Nahabed Koutchak

Voici donc ce livre, produit d’une fusion de bibliothèques, dont je parlais hier.

Cent-poemes-amour-et-exil-Nahabed-Koutchak.jpg

Nahabed Koutchak est un poète arménien du XVI siècle, ce qui en fait l’exact contemporain de Ronsard. Ses Cent Poèmes d’amour et d’exil sont des merveilles de simplicité et d’intensité. Comme Ronsard, son thème principal est l’amour : l’amour total, corps et âme, l’amour fou. Et la brièveté de la vie. « Quand vous serez bien vieille » dit le Français. Tes beautés, « morte, qu’en feras-tu ? » dit en écho l’Arménien. Mais je lui trouve aussi des accents baudelairiens (« la vermine qui vous mangera de baisers…») :

Ces yeux si noirs, ces nocturnes sourcils,
Ce front parfait, ce visage de rose…
Et ce double trésor de blancheur clandestine,
Ah, ces tendres melons si luisants, si menus…
Morte, qu’en feras-tu? Les vermisseaux
N’épargnent rien…  Et tu me laisses démuni !

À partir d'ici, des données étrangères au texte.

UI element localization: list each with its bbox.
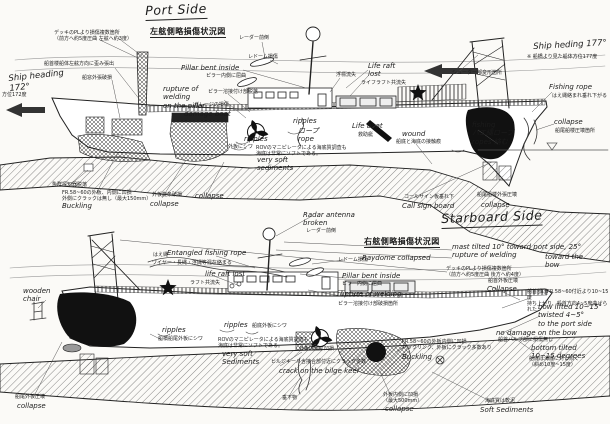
bridge-wrinkle-jp: 船橋船尾外板にシワ [158,337,203,343]
very-soft-1: very soft sediments [257,156,293,173]
raydome-2-en: Raydome collapsed [362,254,431,262]
collapse-3-en: collapse [385,405,414,413]
soft-sediments-jp: 海底質は軟泥 [485,399,515,405]
wound-en: wound [402,130,425,138]
ripples-3: ripples [162,326,186,334]
very-soft-2: very soft Sediments [222,350,259,367]
lifeboat-en: Life boat [352,122,383,130]
pillar-bent-en: Pillar bent inside [181,64,239,72]
garage-damage-jp: ガレージの損傷 [194,103,229,109]
fishfinder-note: 魚群探知器脱落 [52,183,87,189]
liferaft-lost-2-en: life raft lost [205,270,245,278]
fr58-note-2: FR.58~60の外板内側に凹損 バックリング、外板にクラック多数あり [402,340,492,352]
fishing-rope-en: Fishing rope [549,83,592,91]
callsign-jp: コールサイン板垂れ下 [404,195,454,201]
buckling-2: Buckling [402,353,432,361]
chute-note: シューター部変形箇所 [452,71,502,77]
shell-collapse-en: collapse [150,200,179,208]
rupture-welding-2-en: rupture of welding [337,290,402,298]
fishing-rope-jp: はえ縄絡まれ垂れ下がる [552,94,607,100]
bottom-tilted-jp: 船底は海底に対し傾く （斜め10度~15度） [529,357,579,369]
fr58-note: FR.58~60の外板、内側に凹損 外側にクラックは無し（最大150mm） [62,191,151,203]
wooden-chair: wooden chair [23,287,50,304]
stern-shell-jp: 船尾船楼外張圧壊 [477,193,517,199]
rupture-welding-jp: ピラー溶接付け部脱落 [208,90,258,96]
buckling-1: Buckling [62,202,92,210]
radar-broken-jp: レーダー前倒 [306,229,336,235]
bilge-keel-en: crack on the bilge keel [279,367,359,375]
heading-177: Ship heding 177° [533,38,607,52]
ripples-2: ripples [293,117,317,125]
heading-172-jp: 方位172度 [2,93,27,99]
bow-overhang-note: 船首楼船体左舷方向に歪み張出 [44,62,114,68]
hull-wrinkle-2: 船底外板にシワ [252,324,287,330]
heading-177-jp: ※ 船橋より見た船体方位177度 [527,55,597,61]
collapse-3-jp: 外板内側に凹損 （最大500mm） [383,393,422,405]
wound-jp: 船底と海底の接触痕 [396,140,441,146]
bilge-keel-jp: ビルジキール含接合部付近にクラック多数 [271,360,366,366]
ripples-1: ripples [244,135,268,143]
pillar-bent-jp: ピラー内側に屈曲 [206,74,246,80]
radome-damage-top: レドーム損傷 [248,55,278,61]
lifeboat-jp: 救助艇 [358,133,373,139]
window-plate-note: 船窓外張破損 [82,76,112,82]
dent-plate-jp: 外板内側に凹損 [299,347,334,353]
deck-pl-note-2: デッキのPLより損傷複数箇所 （前方へ約5度圧曲 後方へ約4度） [446,267,524,279]
starboard-title: Starboard Side [441,208,543,228]
liferaft-lost-2-jp: ラフト共流失 [190,281,220,287]
port-jp-title: 左舷側略損傷状況図 [150,27,226,38]
radar-broken-en: Radar antenna broken [303,211,355,228]
soft-sediments-en: Soft Sediments [480,406,533,414]
damage-diagram-page: Port Side左舷側略損傷状況図デッキのPLより損傷複数箇所 （前方へ約5度… [0,0,610,424]
annotations-layer: Port Side左舷側略損傷状況図デッキのPLより損傷複数箇所 （前方へ約5度… [0,0,610,424]
no-damage-bow-jp: 船首バルブ部に損傷無し [498,338,553,344]
no-damage-bow-en: no damage on the bow [496,329,577,337]
bow-lifted-en: bow lifted 10~15° twisted 4~5° to the po… [538,303,602,328]
heading-172: Ship heading 172° [8,68,65,94]
entangled-jp2: ワイヤー・長縄・浮縄等混在絡まる [152,261,232,267]
liferaft-lost-jp: ライフラフト共流失 [361,81,406,87]
starboard-jp-title: 右舷側略損傷状況図 [364,237,440,248]
garage-damage-en: damage boat [184,110,231,118]
callsign-en: Call sign board [402,202,454,210]
deck-pl-note: デッキのPLより損傷複数箇所 （前方へ約5度圧曲 左舷へ約3度） [54,31,132,43]
collapse-stern-en: collapse [554,118,583,126]
rupture-welding-2-jp: ピラー溶接付け部破損箇所 [338,302,398,308]
hull-wrinkle-1: 外板にシワ [228,145,253,151]
buoy-lost: 浮標流失 [336,73,356,79]
stern-collapse-2-en: collapse [17,402,46,410]
rov-note-2: ROVのマニピレータによる海底質調査も 海底は非常にソフトである。 [218,338,309,350]
pillar-bent-2-jp: ピラー内側に屈曲 [342,282,382,288]
port-title: Port Side [145,2,207,21]
liferaft-lost-en: Life raft lost [368,62,395,79]
pillar-bent-2-en: Pillar bent inside [342,272,400,280]
shell-collapse-jp: 外板旋条破損 [152,193,182,199]
rope-label: ロープ rope [298,127,319,144]
stern-collapse-2-jp: 船尾外板圧壊 [15,395,45,401]
bow-collapse-jp: 船首外板圧壊 [488,279,518,285]
bow-collapse-en: Collapse [487,285,517,293]
collapse-2: collapse [195,192,224,200]
ripples-4: ripples [224,321,248,329]
collapse-stern-jp: 船尾船楼圧壊箇所 [555,129,595,135]
fishing-ropes-mid: fishing ハエ縄ロープ ropes 絡む [472,121,514,146]
hanging-object-jp: 垂下物 [282,396,297,402]
toward-bow-note: toward the bow [545,253,583,270]
entangled-jp1: はえ縄 [153,253,168,259]
radar-forward-top: レーダー前倒 [239,36,269,42]
entangled-en: Entangled fishing rope [167,249,246,257]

Or tout grand amoureux est un exilé en puissance : loin de l’aimée, il erre dans des contrées lointaines, il a chu du paradis. Comme Koutchak connaît bien l’exil réel des déracinés (les Ottomans ne laissaient déjà pas les Arméniens tranquilles, à l’époque), et celui de la mort, sous sa plume l’amoureux les rejoint, et tous les exils se ressemblent. Mais lorsque les amants se retrouvent :

Ô nuit si tu pouvais durer toute l’année
Pour la première fois depuis des siècles
Mon amour vient me rendre visite
Ô jour perturbateur, aube maudite,
Ô toi dont les lueurs cruellement dénouent
Les couples clandestins, n’approche pas de nous

Etendre la nuit jusqu’au bout du monde, retenir l’aube, tel est, depuis Homère, le soupir des amants.